You can run the benchmarks by executing RUSTFLAGS="-C target-cpu=native" cargo bench -p benchmarks --all-features
. There currently is only a single benchmark,
testing a small JSON payload in both pretty and compact representations.
small-pretty/justjson/str
time: [802.34 ns 804.91 ns 807.35 ns]
small-pretty/justjson/doc/str
time: [603.15 ns 607.13 ns 611.21 ns]
small-pretty/justjson/bytes
time: [774.45 ns 775.84 ns 777.37 ns]
small-pretty/justjson/doc/bytes
time: [688.51 ns 696.55 ns 705.09 ns]
small-pretty/serde-json/str
time: [860.82 ns 862.12 ns 863.43 ns]
small-pretty/serde-json/bytes
time: [917.49 ns 920.17 ns 923.26 ns]
small-pretty/simd-json/bytes
time: [702.67 ns 704.71 ns 706.61 ns]
small-pretty/json-deserializer/bytes
time: [858.81 ns 861.37 ns 864.88 ns]
small/justjson/str time: [736.80 ns 739.94 ns 743.56 ns]
small/justjson/doc/str time: [611.54 ns 618.64 ns 625.15 ns]
small/justjson/bytes time: [710.26 ns 711.53 ns 712.86 ns]
small/justjson/doc/bytes
time: [588.97 ns 594.66 ns 600.98 ns]
small/serde-json/str time: [831.89 ns 833.17 ns 834.69 ns]
small/serde-json/bytes time: [874.84 ns 876.26 ns 877.90 ns]
small/simd-json/bytes time: [690.41 ns 691.48 ns 692.79 ns]
small/json-deserializer/bytes
time: [778.87 ns 779.85 ns 780.85 ns]
This crate uses unsafe code only when converting from raw incoming data to UTF-8 data.

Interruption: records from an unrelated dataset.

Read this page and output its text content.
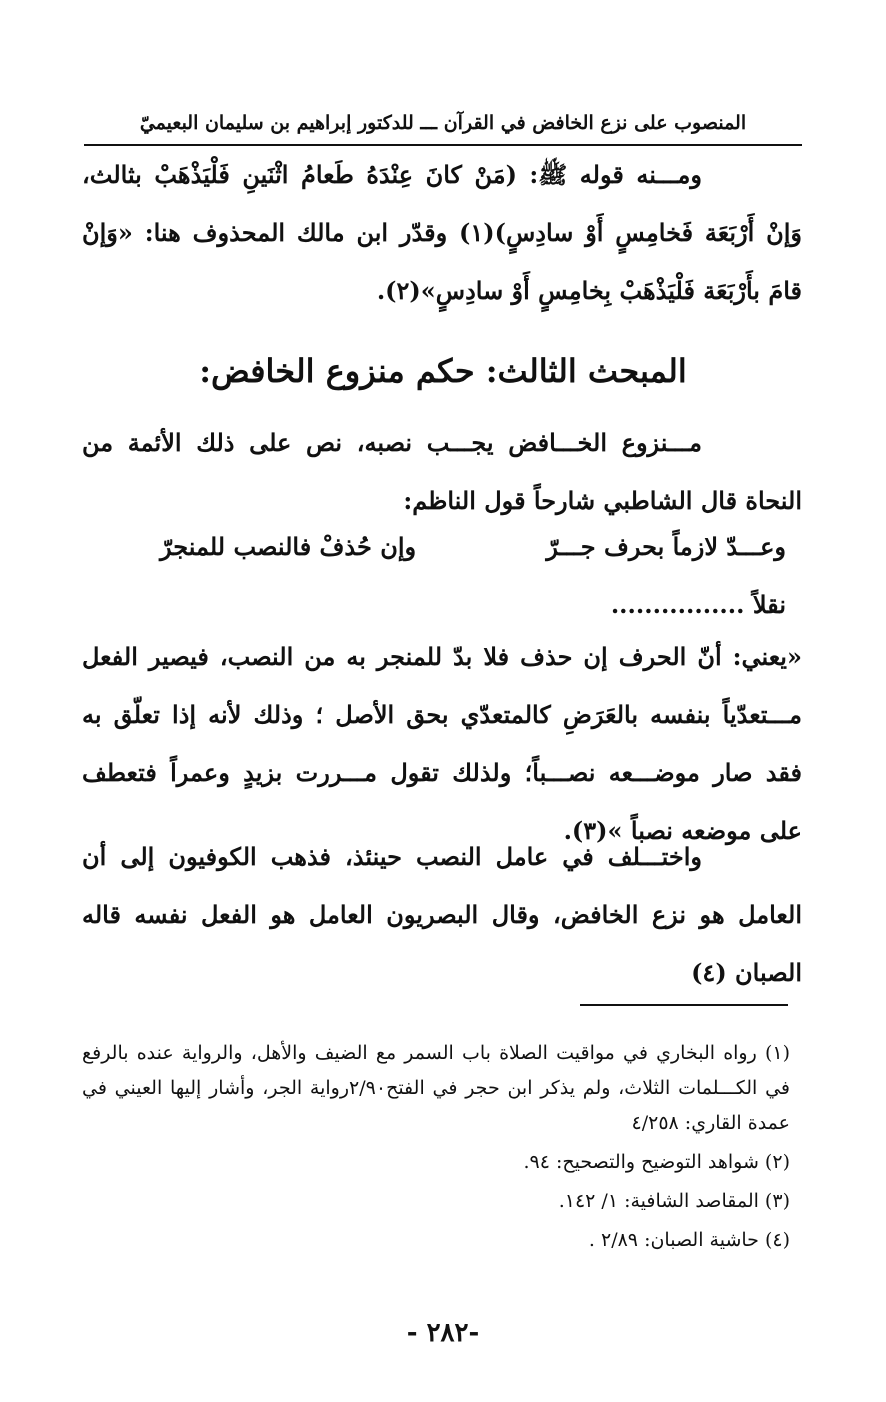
المنصوب على نزع الخافض في القرآن ـــ للدكتور إبراهيم بن سليمان البعيميّ

ومـــنه قوله ﷺ: (مَنْ كانَ عِنْدَهُ طَعامُ اثْنَينِ فَلْيَذْهَبْ بثالث، وَإنْ أَرْبَعَة فَخامِسٍ أَوْ سادِسٍ)(١) وقدّر ابن مالك المحذوف هنا: «وَإنْ قامَ بأَرْبَعَة فَلْيَذْهَبْ بِخامِسٍ أَوْ سادِسٍ»(٢).

المبحث الثالث: حكم منزوع الخافض:

مـــنزوع الخـــافض يجـــب نصبه، نص على ذلك الأئمة من النحاة قال الشاطبي شارحاً قول الناظم:

وعـــدّ لازماً بحرف جـــرّ
وإن حُذفْ فالنصب للمنجرّ
نقلاً ................

«يعني: أنّ الحرف إن حذف فلا بدّ للمنجر به من النصب، فيصير الفعل مـــتعدّياً بنفسه بالعَرَضِ كالمتعدّي بحق الأصل ؛ وذلك لأنه إذا تعلّق به فقد صار موضـــعه نصـــباً؛ ولذلك تقول مـــررت بزيدٍ وعمراً فتعطف على موضعه نصباً »(٣).

واختـــلف في عامل النصب حينئذ، فذهب الكوفيون إلى أن العامل هو نزع الخافض، وقال البصريون العامل هو الفعل نفسه قاله الصبان (٤)

(١) رواه البخاري في مواقيت الصلاة باب السمر مع الضيف والأهل، والرواية عنده بالرفع في الكـــلمات الثلاث، ولم يذكر ابن حجر في الفتح٢/٩٠رواية الجر، وأشار إليها العيني في عمدة القاري: ٤/٢٥٨

(٢) شواهد التوضيح والتصحيح: ٩٤.

(٣) المقاصد الشافية: ١/ ١٤٢.

(٤) حاشية الصبان: ٢/٨٩ .

-٢٨٢ -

The parser fully verifies that the data is valid UTF-8 before these functions are used.
By default, this crate enables the std
feature, which adds support for Rust's
standard library types. By disabling default features, this crate can be used in
no_std
projects. For example, in your Cargo.toml:
[dependencies]
justjson = { version = "*", default-features = false }
The Value
type requires the alloc
feature to be enabled.
The Document
type alias requires the alloc
feature, but the
GenericDocument
type allows providing your own collection type.
With the heapless
feature enabled, the HeaplessDocument
type
can be used to parse documents using the heapless crate's Vec
type
for storage. This enables parsing JSON in environments where the alloc
crate
isn't supported.
This project, like all projects from Khonsu Labs, are open-source. This repository is available under the MIT License or the Apache License 2.0.